Поэтому он тщательно подавил раздражение, которое начинало душить его теперь каждый раз при появлении Дженис, опасаясь в то же время, как бы не переборщить с гостеприимством, — одним словом, приготовился к игре. Их встречи вообще больше всего напоминали игру в теннис: подача мяча, ответный удар, линии четко обозначены, корт разбит на пустыре, и, если случалось, что мяч вылетал за пределы корта, они делали вид, что это так, пустяки, бросали игру на время, а затем начинали снова.

Она рассказала ему о митинге «Любовь объединяет», на который поехал Дэвид. Он лениво осведомился, как поживает Дэвид. Она сообщила ему, что Дэвид скоро возвращается в Лондон. Он нашел, что это, пожалуй, к лучшему. Она сказала, что закончила свое конкурсное эссе. Он спросил, хорошо ли оно получилось.

Он сказал ей, что у Паулы насморк. Она проявила приличествующую случаю озабоченность. Он сообщил ей, что подумывает начать играть в футбол. Она одобрила его намерение. Он рассказал ей анекдот, который слышал от Боба. Она посмеялась.

Он спросил ее, как она собирается провести каникулы. Она сказала, что еще не решила. Он настаивал на ответе: ведь и ему нужно наметить свои планы. Мяч, подлетев свечкой, ударился о землю, принеся с собой уклончивый ответ. Он сказал, что должен это знать. Она парировала ловким ударом в дальний угол, и вернуть мяч ему не удалось. Он сказал, что она должна приехать домой. Она ответила, что поступит так, как сочтет нужным. До чего типично! Совершенно верно! Отвратительно! Очень может быть! А Паула? Да, Паула. Так как же? Да вот так.

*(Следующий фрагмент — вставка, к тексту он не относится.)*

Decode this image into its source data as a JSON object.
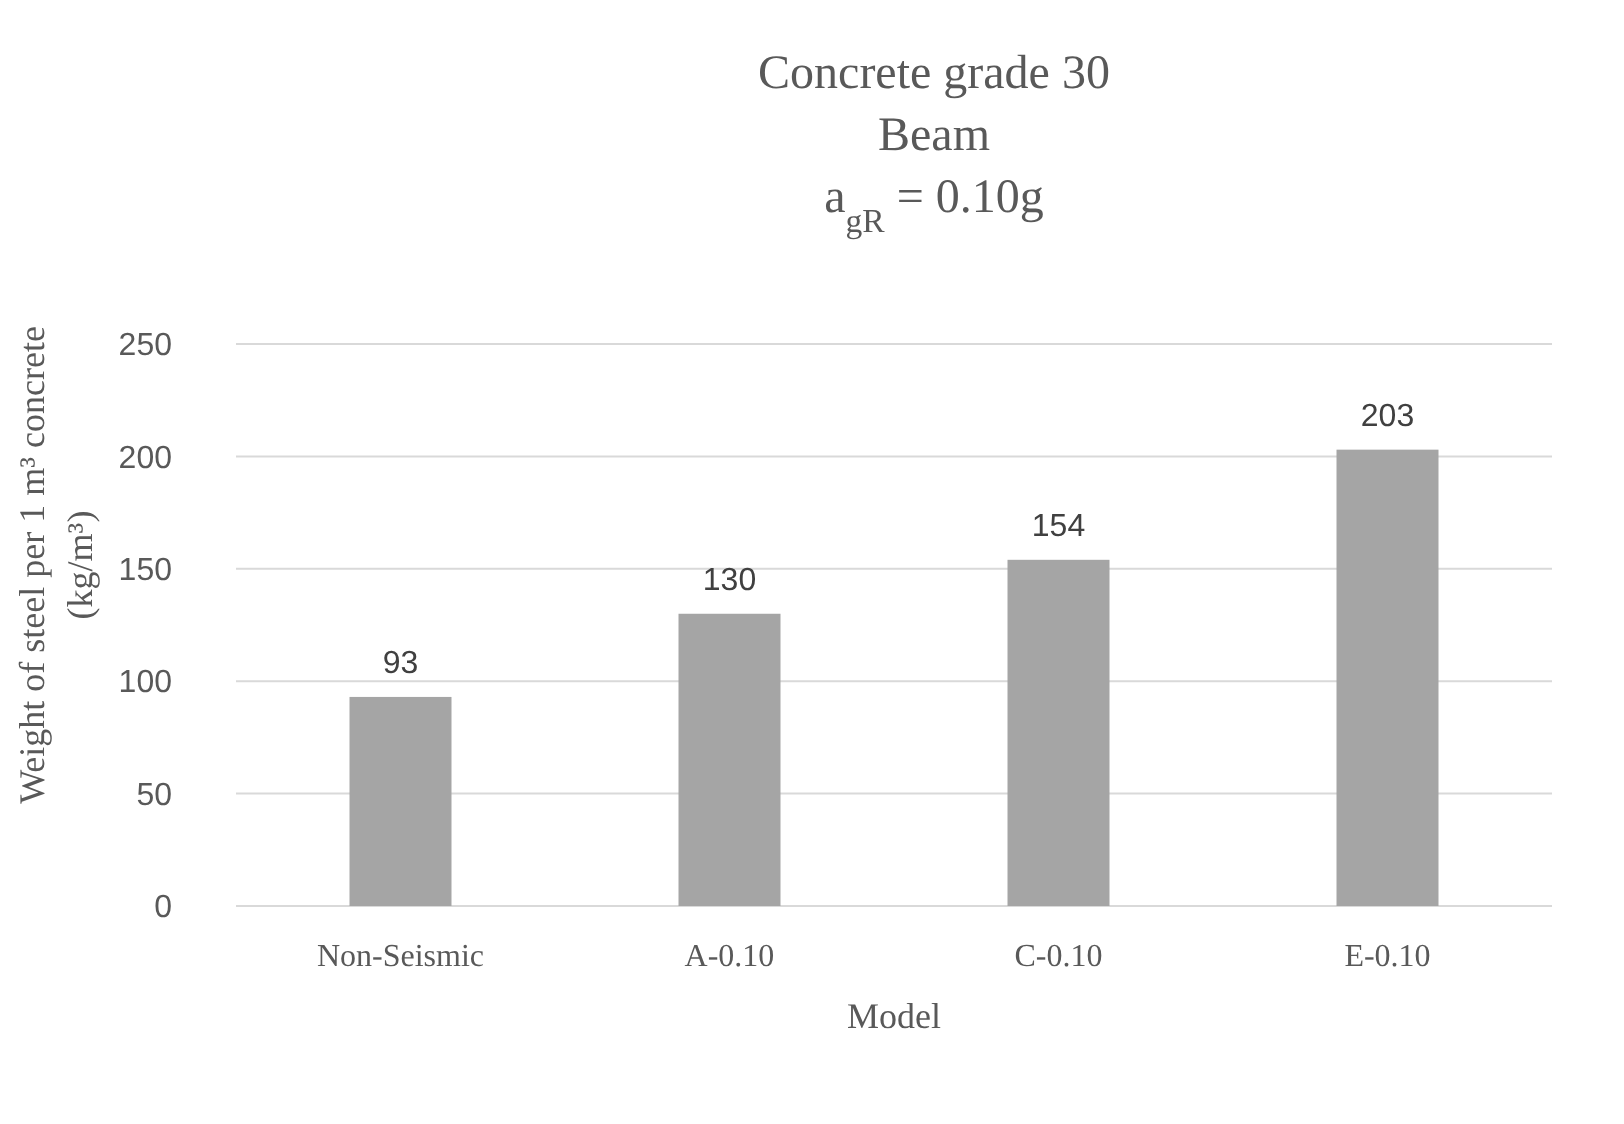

Ричард замолчал. Так или иначе, но он должен сказать ей. После паузы, обычной в супружеской перепалке, когда каждый словно набирает воздуха, когда каждому кажется, будто другой образумился, раскаялся даже, а на деле это совсем не так и затишье, распаленное неприязненным молчанием, может перейти в настоящую ссору, он заговорил снова.

И тут же осекся.

Затем ринулся вперед очертя голову.

— Я должен поговорить с тобой о твоей матери, — сказал он, и при первых же словах уверенность в себе, которую он почувствовал при ее появлении — ведь они одного поля ягода, оба молодые, во всем приблизительно равные, — уверенность эта словно испарилась, и он вдруг отчетливо увидел ее, элегантную, прекрасно владеющую собой молодую женщину, и себя, человека, теряющего душевное равновесие и готового покориться обстоятельствам. Будто Эгнис воскресла и разъединила их или, может, ее незримое присутствие заставило их отбросить притворство и выявить то, что составляло их сущность; словно соскочила с них благодатная мишура внешней приязни и остались они без покровов: Дженис — сосуд непреклонной воли, Ричард — человек, потерявший надежду, запутавшийся в себе.

— А нужно ли это?

— Да.

— Ну, что тебя гложет? Ты… говоришь о ней больше, чем я. Как будто она… да, как будто она твоя мать. Извини, пожалуйста. Я не могу смотреть спокойно, когда у тебя делается такой вид… как бы это сказать?.. Неистовый, что ли. Да, именно. Неистовый вид.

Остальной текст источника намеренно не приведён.